For sure. It’s not just GPUs; given that we have one product with three SKUs, there’s a variety of workloads we won’t be appropriate for just yet. Just takes time to diversify the offering.
maybe the real GPU was the friends we made along the way
"If only they used DC from the wall socket, all those H100s would be green" is, not, I think, the hill you want to die on.
But, yeah, my three 18MW/y racks agree that more power efficiency would be nice, it's just that Rewrite It In (Safe) Rust is unlikely to help with that...
> it's just that Rewrite It In (Safe) Rust is unlikely to help with that...
I didn't see any mention of Rust in the article?
It's pretty much the raison d'être of Oxide. But carry on...
They wrote their own BMC and various other bits and pieces in Rust. That's an extremely tiny part of the whole picture.
It’s significantly more than that, but it’s also true that we include stuff in other languages where appropriate. CockroachDB is in Go, and illumos is in C, as two examples. But almost all new code we write is in Rust. That is the stuff you’re talking about, but also like, our control plane.
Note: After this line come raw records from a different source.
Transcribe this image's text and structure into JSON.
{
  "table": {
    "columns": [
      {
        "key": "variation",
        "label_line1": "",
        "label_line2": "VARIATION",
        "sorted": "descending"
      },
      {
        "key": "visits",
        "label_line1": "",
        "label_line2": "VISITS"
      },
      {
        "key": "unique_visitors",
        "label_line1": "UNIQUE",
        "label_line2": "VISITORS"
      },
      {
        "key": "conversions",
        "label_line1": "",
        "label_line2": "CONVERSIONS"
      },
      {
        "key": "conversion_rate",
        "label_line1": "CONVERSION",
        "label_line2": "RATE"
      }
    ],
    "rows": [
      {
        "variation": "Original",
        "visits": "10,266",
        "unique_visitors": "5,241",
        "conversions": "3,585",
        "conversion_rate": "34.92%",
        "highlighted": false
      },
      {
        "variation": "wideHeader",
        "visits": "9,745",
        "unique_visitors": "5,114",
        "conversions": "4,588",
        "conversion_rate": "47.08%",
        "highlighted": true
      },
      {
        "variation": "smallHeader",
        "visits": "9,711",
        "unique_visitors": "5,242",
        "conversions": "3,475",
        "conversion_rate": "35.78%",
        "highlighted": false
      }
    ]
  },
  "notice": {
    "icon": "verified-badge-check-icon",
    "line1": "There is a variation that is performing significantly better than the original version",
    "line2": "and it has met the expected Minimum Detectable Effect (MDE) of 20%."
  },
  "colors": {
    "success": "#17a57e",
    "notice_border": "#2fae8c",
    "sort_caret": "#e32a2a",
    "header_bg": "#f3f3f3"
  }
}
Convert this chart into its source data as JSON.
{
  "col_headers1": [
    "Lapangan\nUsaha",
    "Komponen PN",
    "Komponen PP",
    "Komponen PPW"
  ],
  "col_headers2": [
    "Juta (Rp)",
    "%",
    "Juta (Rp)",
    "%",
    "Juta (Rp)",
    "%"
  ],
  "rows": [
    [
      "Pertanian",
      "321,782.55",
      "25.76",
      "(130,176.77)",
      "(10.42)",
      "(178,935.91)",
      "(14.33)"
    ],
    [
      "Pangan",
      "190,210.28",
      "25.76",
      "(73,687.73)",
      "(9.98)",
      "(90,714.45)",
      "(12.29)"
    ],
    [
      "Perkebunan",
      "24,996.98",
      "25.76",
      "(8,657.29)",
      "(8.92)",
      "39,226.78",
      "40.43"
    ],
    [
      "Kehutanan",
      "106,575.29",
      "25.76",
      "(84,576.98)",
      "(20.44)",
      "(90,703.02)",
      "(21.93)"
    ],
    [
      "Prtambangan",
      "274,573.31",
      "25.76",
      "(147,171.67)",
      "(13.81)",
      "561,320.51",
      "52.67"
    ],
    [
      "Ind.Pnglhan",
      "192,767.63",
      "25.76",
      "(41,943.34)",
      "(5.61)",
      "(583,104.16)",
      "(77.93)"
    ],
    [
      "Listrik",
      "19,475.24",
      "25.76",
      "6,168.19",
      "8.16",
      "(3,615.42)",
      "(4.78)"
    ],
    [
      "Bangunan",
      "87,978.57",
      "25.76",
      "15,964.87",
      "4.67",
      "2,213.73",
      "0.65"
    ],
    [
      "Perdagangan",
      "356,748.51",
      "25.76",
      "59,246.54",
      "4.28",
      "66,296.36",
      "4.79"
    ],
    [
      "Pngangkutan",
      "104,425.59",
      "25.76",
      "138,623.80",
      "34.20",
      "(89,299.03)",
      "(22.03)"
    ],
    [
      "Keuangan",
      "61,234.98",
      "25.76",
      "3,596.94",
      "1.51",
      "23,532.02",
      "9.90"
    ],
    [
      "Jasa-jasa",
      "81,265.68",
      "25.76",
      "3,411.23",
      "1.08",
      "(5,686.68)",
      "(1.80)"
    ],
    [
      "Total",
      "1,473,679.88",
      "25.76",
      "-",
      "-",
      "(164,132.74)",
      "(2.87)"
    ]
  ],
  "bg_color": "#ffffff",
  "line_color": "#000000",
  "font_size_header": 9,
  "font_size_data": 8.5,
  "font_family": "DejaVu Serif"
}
Oh and we write a lot of Typescript too.
OSS Rust in Rack trenchcoat.
That's an interesting take. What's your reasoning? Whats your evidence?
Pretty much everything Oxide publishes on github is either in rust or it's an sdk to service in rust. Well and web panel isn'tin rust, so negative points for that, true evangelists would have used WASM.
But Oxide reason to exist is to keep memory of cool racks from Sun running Solaris alive forever.
The raison d'être of Oxide isn't Rust, it's continuing to pretend that the bloated corpse of Solaris still has some signs of life.
https://github.com/illumos/illumos-gate/commits/master/ looks alive to me.
(And for that matter, Oracle's proprietary Solaris seems better maintained than I ever expected, though in this context I think the open source fork is the relevant thing to look at.)